なるほどこの作品がヒットしたことはよく分かる。それは先に観た『ゴーストキラー』(2024)と比較すれば更に顕著に。園村健介のアクションは、多分に『ジョン・ウィック』のオマージュ的な要素があるが、『ジョン・ウィック』シリーズの監督チャド・スタエルスキは映画『マトリックス』でのキアヌ・リーヴスのスタントマンだった事情に相似している。『ジョン・ウィック』シリーズのアクションは秀でているが、作品的な深みは『マトリックス』シリーズには及ばない。

 

まず高卒女子の二人が殺し屋という設定がエモい。そして殺し屋組織からは「高校を卒業したからには、殺し屋稼業だけではなく社会経験も必要」とアルバイトをさせられるのだが、元々社会不適合者に二人にアルバイトは向いていないというストーリーも面白い。高石あかり演じるちさとはまだしも、伊澤彩織演じるコミュ障のまひろの社会不適合ぶりは半端なく、面接7回連続落ちたというエピソードは笑えた。
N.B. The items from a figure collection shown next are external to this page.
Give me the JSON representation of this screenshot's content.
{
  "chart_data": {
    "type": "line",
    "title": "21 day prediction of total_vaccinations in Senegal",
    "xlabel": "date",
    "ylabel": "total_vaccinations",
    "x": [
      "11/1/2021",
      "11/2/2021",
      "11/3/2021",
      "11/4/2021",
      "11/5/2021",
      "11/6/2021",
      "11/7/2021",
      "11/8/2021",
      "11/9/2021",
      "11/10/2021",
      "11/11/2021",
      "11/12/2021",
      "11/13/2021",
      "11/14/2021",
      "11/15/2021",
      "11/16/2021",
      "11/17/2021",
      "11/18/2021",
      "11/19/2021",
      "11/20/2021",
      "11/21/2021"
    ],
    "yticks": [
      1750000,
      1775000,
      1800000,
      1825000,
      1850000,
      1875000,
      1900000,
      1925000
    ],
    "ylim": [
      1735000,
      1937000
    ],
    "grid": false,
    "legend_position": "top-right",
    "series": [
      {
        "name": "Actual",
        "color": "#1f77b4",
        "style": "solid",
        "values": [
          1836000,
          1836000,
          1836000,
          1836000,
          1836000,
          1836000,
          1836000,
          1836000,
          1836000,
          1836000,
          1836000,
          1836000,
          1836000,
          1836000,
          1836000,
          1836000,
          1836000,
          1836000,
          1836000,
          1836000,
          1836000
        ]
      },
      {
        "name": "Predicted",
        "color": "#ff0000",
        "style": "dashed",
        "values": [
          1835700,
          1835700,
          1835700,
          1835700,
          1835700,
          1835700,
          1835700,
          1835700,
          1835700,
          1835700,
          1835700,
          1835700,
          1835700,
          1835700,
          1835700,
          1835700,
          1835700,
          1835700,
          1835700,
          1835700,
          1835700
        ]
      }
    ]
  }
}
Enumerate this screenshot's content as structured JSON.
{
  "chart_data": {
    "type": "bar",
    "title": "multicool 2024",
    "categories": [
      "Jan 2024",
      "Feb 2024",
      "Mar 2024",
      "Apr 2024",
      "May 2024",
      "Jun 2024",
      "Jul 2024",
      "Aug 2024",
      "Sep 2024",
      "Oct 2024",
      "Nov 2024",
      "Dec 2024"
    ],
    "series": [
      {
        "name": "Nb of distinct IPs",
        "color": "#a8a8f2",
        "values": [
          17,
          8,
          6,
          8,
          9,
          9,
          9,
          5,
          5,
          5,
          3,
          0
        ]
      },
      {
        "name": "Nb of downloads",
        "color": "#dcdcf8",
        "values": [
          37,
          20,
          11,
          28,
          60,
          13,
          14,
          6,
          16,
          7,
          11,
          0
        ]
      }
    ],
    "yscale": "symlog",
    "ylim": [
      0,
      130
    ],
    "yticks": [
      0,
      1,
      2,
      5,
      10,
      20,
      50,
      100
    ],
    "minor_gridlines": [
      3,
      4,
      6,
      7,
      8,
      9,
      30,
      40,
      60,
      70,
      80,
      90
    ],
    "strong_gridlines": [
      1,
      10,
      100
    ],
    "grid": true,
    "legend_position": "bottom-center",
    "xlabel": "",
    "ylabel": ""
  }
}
まひろのメイドカフェ体験はツボでもあった(個人的には、ちさとの犬がフローリングを歩くモノマネは刺さったが)。

 

そして彼女たち二人のわちゃわちゃしたシスターフッド感がこの作品の性格を決定している。それは『ゴーストキラー』にはなかったもの。よくも悪くも「二人でセット」ということなのだろう。

 

そしてクライマックスの伊澤彩織まひろと三元雅芸のアクションは特筆すべきもの。まひろのボコられ方と見事な逆転劇は、『ゴーストキラー』と比較するとアクション控え目のこの作品をアクションでも越えていると思わせた。やはりスタントパフォーマーとしては、伊澤と高石では差があったと言わざるを得ない。

 

そのほかの出演陣では、本宮泰風演じるやくざの浜岡一平は存在感があった。さすがネオVシネ四天王(「日本統一」シリーズは未鑑賞だが)。

 

続編以降、鑑賞が楽しみになった。